Once a petition for protection has been filed, the federal agencies in place will follow steps to determine if the species is truly endangered.  These steps include:

1. If a petition is presented, and it shows that a species is probably threatened, the petition goes through a ninety day screening period (interested persons and/or organization petitions only). If the petition does not show substantial probability to support its listing, it is denied.

2. If the information presented in the petition is substantial, a status review is begun.  This review includes a report on the “biological status and threats” of the animal.  The results of this report can be listed as warranted not warranted, or warranted but not precluded.
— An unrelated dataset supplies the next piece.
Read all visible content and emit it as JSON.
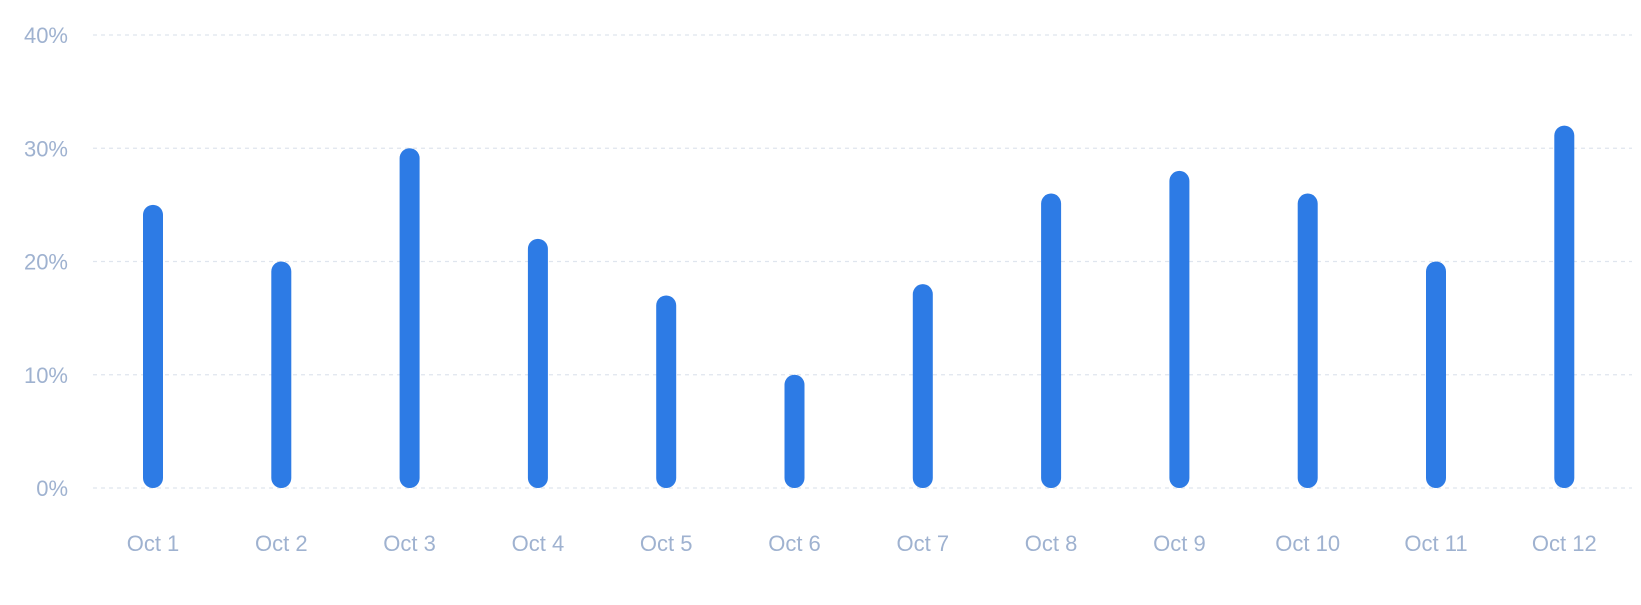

  • A finding of not warranted, the listing process ends.
  • Warranted finding means the agencies publish a 12-month finding (a proposed rule) within one year of the date of the petition, proposing to list the species as threatened or endangered. Comments are solicited from the public, and one or more public hearings may be held. Three expert opinions from appropriate and independent specialists may be included, but is voluntary.
  • A “warranted but precluded” finding is automatically recycled back through the 12-month process indefinitely until a result of either “not warranted” or “warranted” is determined. The agencies monitor the status of any “warranted but precluded” species.
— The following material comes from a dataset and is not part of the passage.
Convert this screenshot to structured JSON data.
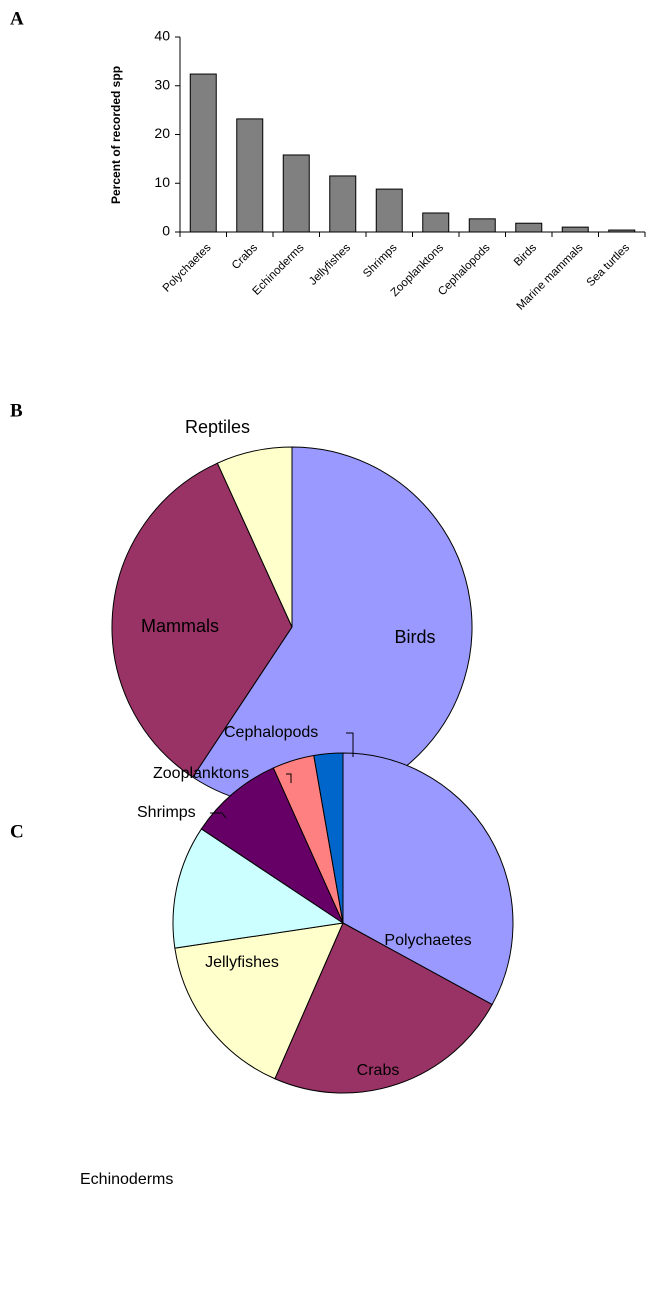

3. The decision to actually list or reject the species is made within a year’s time.  If a decision has not been made within the year, an extension may be granted for up to six months.  Furthermore, listings can be grouped by category, according to similar geographies, threats, habitats, or taxonomy.

Opposition

There are some who argue the benefits of conservation.  They maintain that the money spent on, and efforts put into, endangered species conservation is not worth the time.  However, the benefits are numerous.
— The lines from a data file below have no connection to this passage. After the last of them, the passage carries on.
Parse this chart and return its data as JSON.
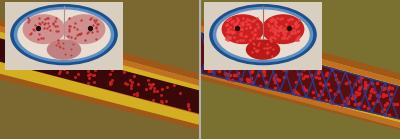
{
  "fig_width": 4.0,
  "fig_height": 1.39,
  "dpi": 100,
  "bg_left": "#7a6830",
  "bg_right": "#7a7030",
  "divider_color": "#b0b0b0",
  "artery": {
    "outer_color": "#a05818",
    "plaque_color": "#d4b020",
    "lumen_color": "#3a0808",
    "lumen_edge_color": "#c03018",
    "stent_color": "#2040a0",
    "stent_lumen_color": "#601020"
  },
  "inset_left": {
    "bg": "#d8cfc0",
    "outer_ring": "#1a5090",
    "mid_ring": "#6090c0",
    "inner_bg": "#e8ddd0",
    "corpus_color": "#d09090",
    "corpus_dot_color": "#c03030",
    "urethra_color": "#c08080",
    "septum_color": "#b09090"
  },
  "inset_right": {
    "bg": "#d8cfc0",
    "outer_ring": "#1a5090",
    "mid_ring": "#6090c0",
    "inner_bg": "#e8ddd0",
    "corpus_color": "#cc2020",
    "corpus_dot_color": "#ee4040",
    "urethra_color": "#bb1818",
    "septum_color": "#a07070"
  }
}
In 2009 it was reported that more than fifty species have officially been delisted.  This speaks to the success of the conservation efforts.  Species that have recovered from the time they were placed on the endangered species list include:

  • Bald Eagle (increased from 417 to 11,040 pairs between 1963 and 2007); removed from list 2007
  • Whooping Crane (increased from 54 to 436 birds between 1967 and 2003)
  • Kirtland’s Warbler (increased from 210 to 1,415 pairs between 1971 and 2005)
  • Peregrine Falcon (increased from 324 to 1,700 pairs between 1975 and 2000); removed from list
  • Gray Wolf (populations increased dramatically in the Northern Rockies, Southwest, and Great Lakes)
  • Gray Whale (increased from 13,095 to 26,635 whales between 1968 and 1998); removed from list (Debated because whaling was banned before the ESA was set in place and that the ESA had nothing to do with the natural population increase since the cease of massive whaling [excluding Native American tribal whaling])
  • Grizzly bear (increased from about 271 to over 580 bears in the Yellowstone area between 1975 and 2005); removed from list 3/22/07
  • California’s Southern Sea Otter (increased from 1,789 in 1976 to 2,735 in 2005)
  • San Clemente Indian Paintbrush (increased from 500 plants in 1979 to more than 3,500 in 1997)
  • Red Wolf (increased from 17 in 1980 to 257 in 2003)
  • Florida’s Key Deer (increased from 200 in 1971 to 750 in 2001)
  • Big Bend Gambusia (increased from a couple dozen to a population of over 50,000)
  • Hawaiian Goose (increased from 400 birds in 1980 to 1,275 in 2003)
  • Virginia Big-Eared Bat (increased from 3,500 in 1979 to 18,442 in 2004)
  • Black-Footed Ferret (increased from 18 in 1986 to 600 in 2006)

However, to date, there are more than 1800 species that are still on the endangered species list.  These plants and animals need recovering.

Not only are the conservation efforts important for the species they help, they are important to mankind as well.

Many of the conservation efforts in the past have led to beneficial discoveries for humans.  An example of this is the preservation of the Pacific Yew.  The yew became a source of taxol, which has been found to be one of the strongest anti-cancer agents ever.

Every species on earth (and the ecosystems they perpetuate) work for the greater good of mankind.  They provide breathable air, food, clean water, clothing, medicine, building materials, fertile soils, transport, climate regulation, and spiritual values.